Démarchage téléphonique : ce qui va changer pour les Français dès mardi
À partir du 11 août 2026, les entreprises devront obtenir un **accord écrit** du consommateur avant tout **démarchage téléphonique**. L'accord est limité à un an et révocable à tout moment. Les contrevenants s'exposent à une **amende maximale de 375 000 euros**. Les sondages d'intérêt public et les contrats existants restent autorisés.
L'analyse
📌 **FAITS**
- La loi du 30 juin 2025 entre en vigueur le mardi 11 août 2026.
- Obligation d'obtenir un **accord explicite écrit** (sur Internet ou support durable) avant tout démarchage.
- Durée maximale de l'accord : **un an**, révocable à tout moment par le consommateur.
- Amende maximale de **375 000 euros** pour les entreprises en infraction.
- Exceptions : **sondages d'intérêt public** et appels aux clients ayant un contrat existant.
- Les consommateurs peuvent signaler les abus sur le site **SignalConso**.
📍 **CONTEXTE**
Le démarchage téléphonique non sollicité était devenu un fléau pour les Français, avec des appels répétés pour des panneaux solaires, pompes à chaleur ou énergie. La loi du 30 juin 2025, votée à l'unanimité, inverse la logique : **le consommateur doit donner son accord écrit avant d'être contacté**, au lieu de devoir se désinscrire après coup. Ce changement de paradigme place la France parmi les pays les plus protecteurs en Europe.
👥 **ACTEURS**
- **Les entreprises de démarchage** : devront mettre en place des systèmes de collecte d'accords écrits, sous peine de lourdes sanctions.
- **Les consommateurs** : sont les grands gagnants, avec une tranquillité retrouvée et un droit de rétractation permanent.

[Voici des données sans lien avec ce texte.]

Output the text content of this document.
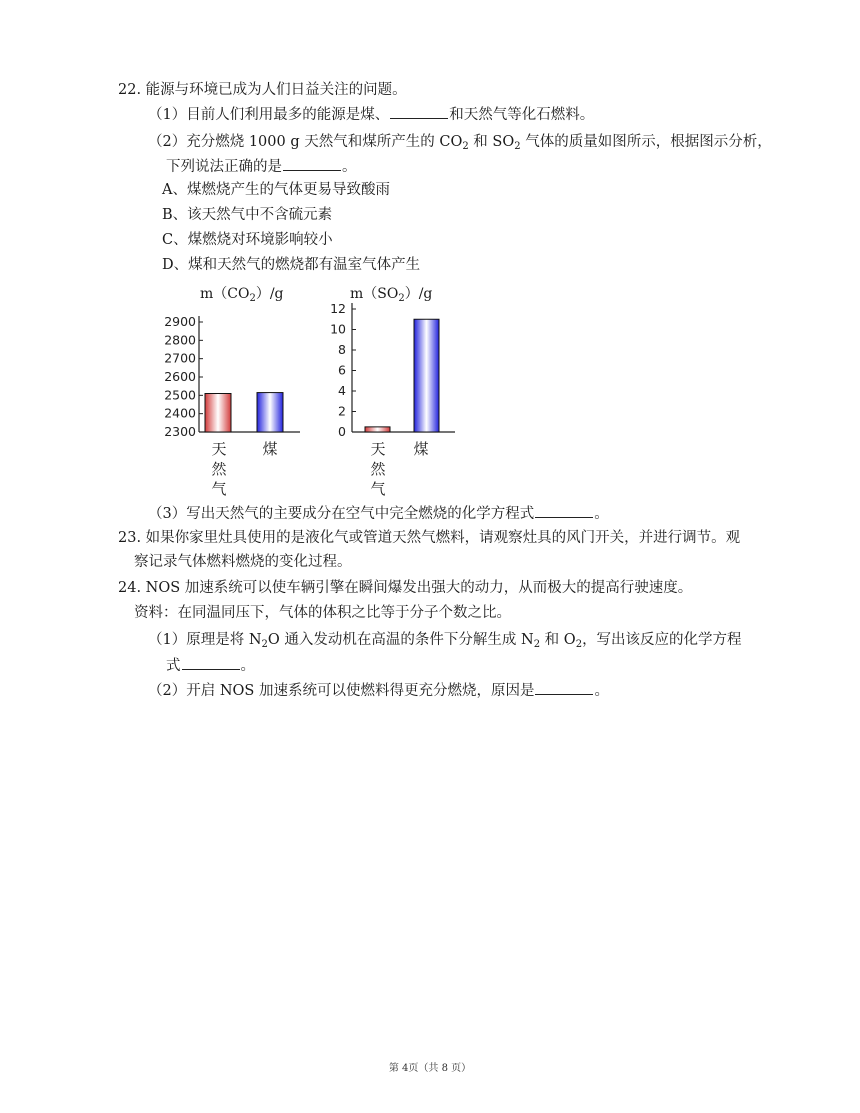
22. 能源与环境已成为人们日益关注的问题。
（1）目前人们利用最多的能源是煤、	和天然气等化石燃料。
（2）充分燃烧 1000 g 天然气和煤所产生的 $CO_2$ 和 $SO_2$ 气体的质量如图所示，根据图示分析，
下列说法正确的是	。
A、煤燃烧产生的气体更易导致酸雨
B、该天然气中不含硫元素
C、煤燃烧对环境影响较小
D、煤和天然气的燃烧都有温室气体产生
$m(CO_2)/g$	$m(SO_2)/g$
2300
2400
2500
2600
2700
2800
2900
天
然
气
煤
0
2
4
6
8
10
12
天
然
气
煤
（3）写出天然气的主要成分在空气中完全燃烧的化学方程式	。
23. 如果你家里灶具使用的是液化气或管道天然气燃料，请观察灶具的风门开关，并进行调节。观
察记录气体燃料燃烧的变化过程。
24. NOS 加速系统可以使车辆引擎在瞬间爆发出强大的动力，从而极大的提高行驶速度。
资料：在同温同压下，气体的体积之比等于分子个数之比。
（1）原理是将 $N_2O$ 通入发动机在高温的条件下分解生成 $N_2$ 和 $O_2$，写出该反应的化学方程
式	。
（2）开启 NOS 加速系统可以使燃料得更充分燃烧，原因是	。
第 4页（共 8 页）
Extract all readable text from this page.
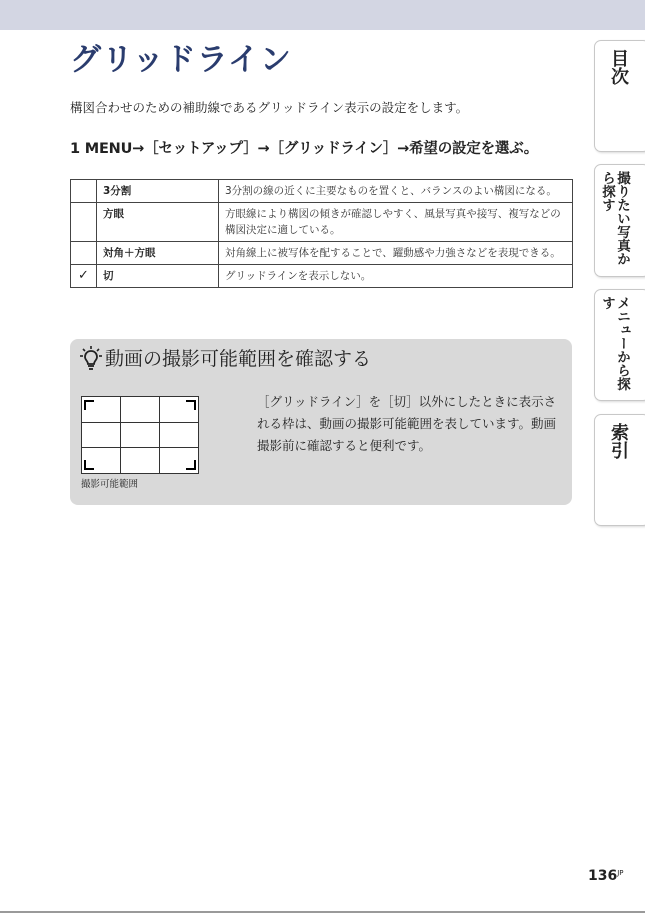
グリッドライン
構図合わせのための補助線であるグリッドライン表示の設定をします。
1 MENU→［セットアップ］→［グリッドライン］→希望の設定を選ぶ。
	3分割	3分割の線の近くに主要なものを置くと、バランスのよい構図になる。
	方眼	方眼線により構図の傾きが確認しやすく、風景写真や接写、複写などの構図決定に適している。
	対角＋方眼	対角線上に被写体を配することで、躍動感や力強さなどを表現できる。
✓	切	グリッドラインを表示しない。
動画の撮影可能範囲を確認する
撮影可能範囲
［グリッドライン］を［切］以外にしたときに表示される枠は、動画の撮影可能範囲を表しています。動画撮影前に確認すると便利です。
目次
撮りたい写真から探す
メニューから探す
索引
$136^{JP}$
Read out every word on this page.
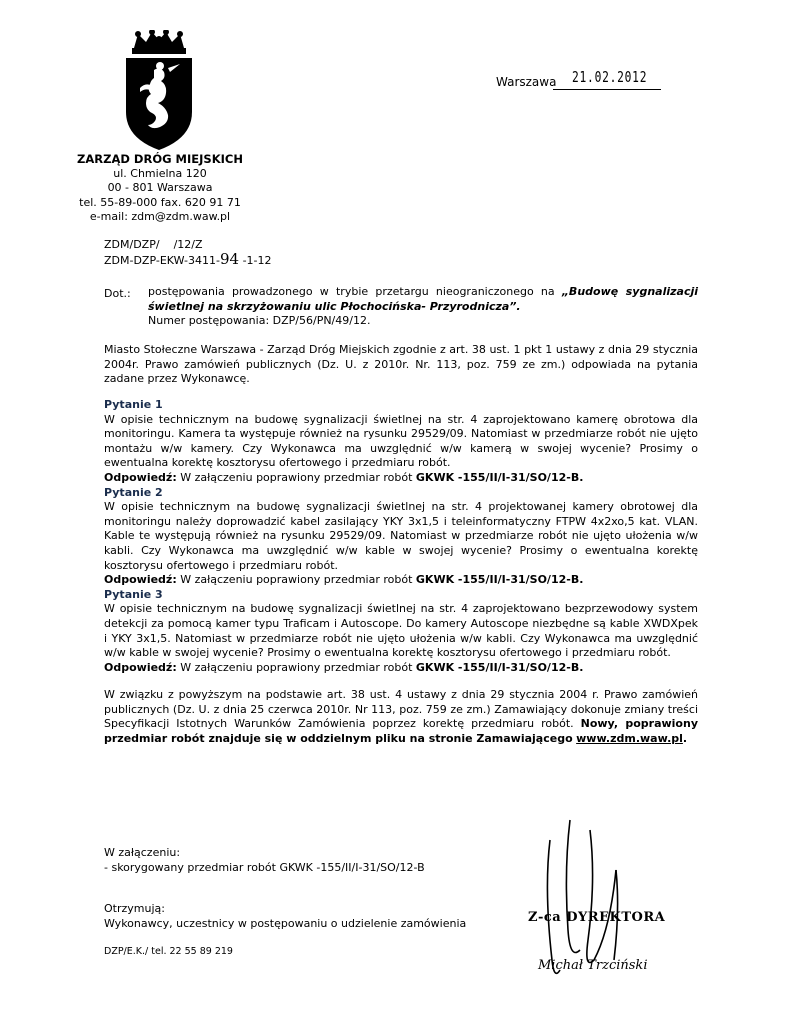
ZARZĄD DRÓG MIEJSKICH
ul. Chmielna 120
00 - 801 Warszawa
tel. 55-89-000 fax. 620 91 71
e-mail: zdm@zdm.waw.pl
Warszawa 21.02.2012
ZDM/DZP/ /12/Z
ZDM-DZP-EKW-3411-94 -1-12
Dot.: postępowania prowadzonego w trybie przetargu nieograniczonego na „Budowę sygnalizacji świetlnej na skrzyżowaniu ulic Płochocińska- Przyrodnicza”.
Numer postępowania: DZP/56/PN/49/12.
Miasto Stołeczne Warszawa - Zarząd Dróg Miejskich zgodnie z art. 38 ust. 1 pkt 1 ustawy z dnia 29 stycznia 2004r. Prawo zamówień publicznych (Dz. U. z 2010r. Nr. 113, poz. 759 ze zm.) odpowiada na pytania zadane przez Wykonawcę.

Pytanie 1

W opisie technicznym na budowę sygnalizacji świetlnej na str. 4 zaprojektowano kamerę obrotowa dla monitoringu. Kamera ta występuje również na rysunku 29529/09. Natomiast w przedmiarze robót nie ujęto montażu w/w kamery. Czy Wykonawca ma uwzględnić w/w kamerą w swojej wycenie? Prosimy o ewentualna korektę kosztorysu ofertowego i przedmiaru robót.

Odpowiedź: W załączeniu poprawiony przedmiar robót GKWK -155/II/I-31/SO/12-B.

Pytanie 2

W opisie technicznym na budowę sygnalizacji świetlnej na str. 4 projektowanej kamery obrotowej dla monitoringu należy doprowadzić kabel zasilający YKY 3x1,5 i teleinformatyczny FTPW 4x2xo,5 kat. VLAN. Kable te występują również na rysunku 29529/09. Natomiast w przedmiarze robót nie ujęto ułożenia w/w kabli. Czy Wykonawca ma uwzględnić w/w kable w swojej wycenie? Prosimy o ewentualna korektę kosztorysu ofertowego i przedmiaru robót.

Odpowiedź: W załączeniu poprawiony przedmiar robót GKWK -155/II/I-31/SO/12-B.

Pytanie 3

W opisie technicznym na budowę sygnalizacji świetlnej na str. 4 zaprojektowano bezprzewodowy system detekcji za pomocą kamer typu Traficam i Autoscope. Do kamery Autoscope niezbędne są kable XWDXpek i YKY 3x1,5. Natomiast w przedmiarze robót nie ujęto ułożenia w/w kabli. Czy Wykonawca ma uwzględnić w/w kable w swojej wycenie? Prosimy o ewentualna korektę kosztorysu ofertowego i przedmiaru robót.

Odpowiedź: W załączeniu poprawiony przedmiar robót GKWK -155/II/I-31/SO/12-B.

W związku z powyższym na podstawie art. 38 ust. 4 ustawy z dnia 29 stycznia 2004 r. Prawo zamówień publicznych (Dz. U. z dnia 25 czerwca 2010r. Nr 113, poz. 759 ze zm.) Zamawiający dokonuje zmiany treści Specyfikacji Istotnych Warunków Zamówienia poprzez korektę przedmiaru robót. Nowy, poprawiony przedmiar robót znajduje się w oddzielnym pliku na stronie Zamawiającego www.zdm.waw.pl.
W załączeniu:
- skorygowany przedmiar robót GKWK -155/II/I-31/SO/12-B
Otrzymują:
Wykonawcy, uczestnicy w postępowaniu o udzielenie zamówienia
DZP/E.K./ tel. 22 55 89 219
Z-ca DYREKTORA
Michał Trzciński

- **Le gouvernement** : a privilégié l'intérêt des consommateurs, selon Europe1, en instaurant ces règles strictes.
📊 **ENJEUX**
Pour le citoyen, cela signifie **la fin des appels intempestifs non consentis**. Les entreprises qui ne respectent pas la loi s'exposent à des amendes dissuasives. Toutefois, les contrats existants et les sondages d'intérêt public restent autorisés, ce qui limite la portée. Les centres d'appels, notamment ceux délocalisés au Maroc, devront adapter leur modèle économique.
🔮 **PERSPECTIVES**
Si les entreprises respectent la loi, le volume d'appels non sollicités devrait chuter drastiquement. Mais certains doutent de l'efficacité réelle : les appels via des IA ou des numéros masqués pourraient contourner la règle. Le gouvernement devra renforcer les contrôles via SignalConso pour garantir l'application.
Contexte
Similaire à la loi de 2020 sur le démarchage téléphonique (Bloctel), mais plus stricte avec l'accord écrit préalable.
Pourquoi c'est important
Ce changement concerne directement chaque Français : il met fin aux appels téléphoniques non désirés qui perturbent la vie quotidienne. Désormais, une entreprise ne pourra vous contacter que si vous avez accepté par écrit, ce qui redonne le contrôle au consommateur.
Acteurs clés
- Gouvernement français — Législateur
Favorable à la protection des consommateurs - Consommateurs — Bénéficiaires de la loi
Soutien à la mesure
Chiffres clés
- 11 août 2026 — Date d'entrée en vigueur (Europe1)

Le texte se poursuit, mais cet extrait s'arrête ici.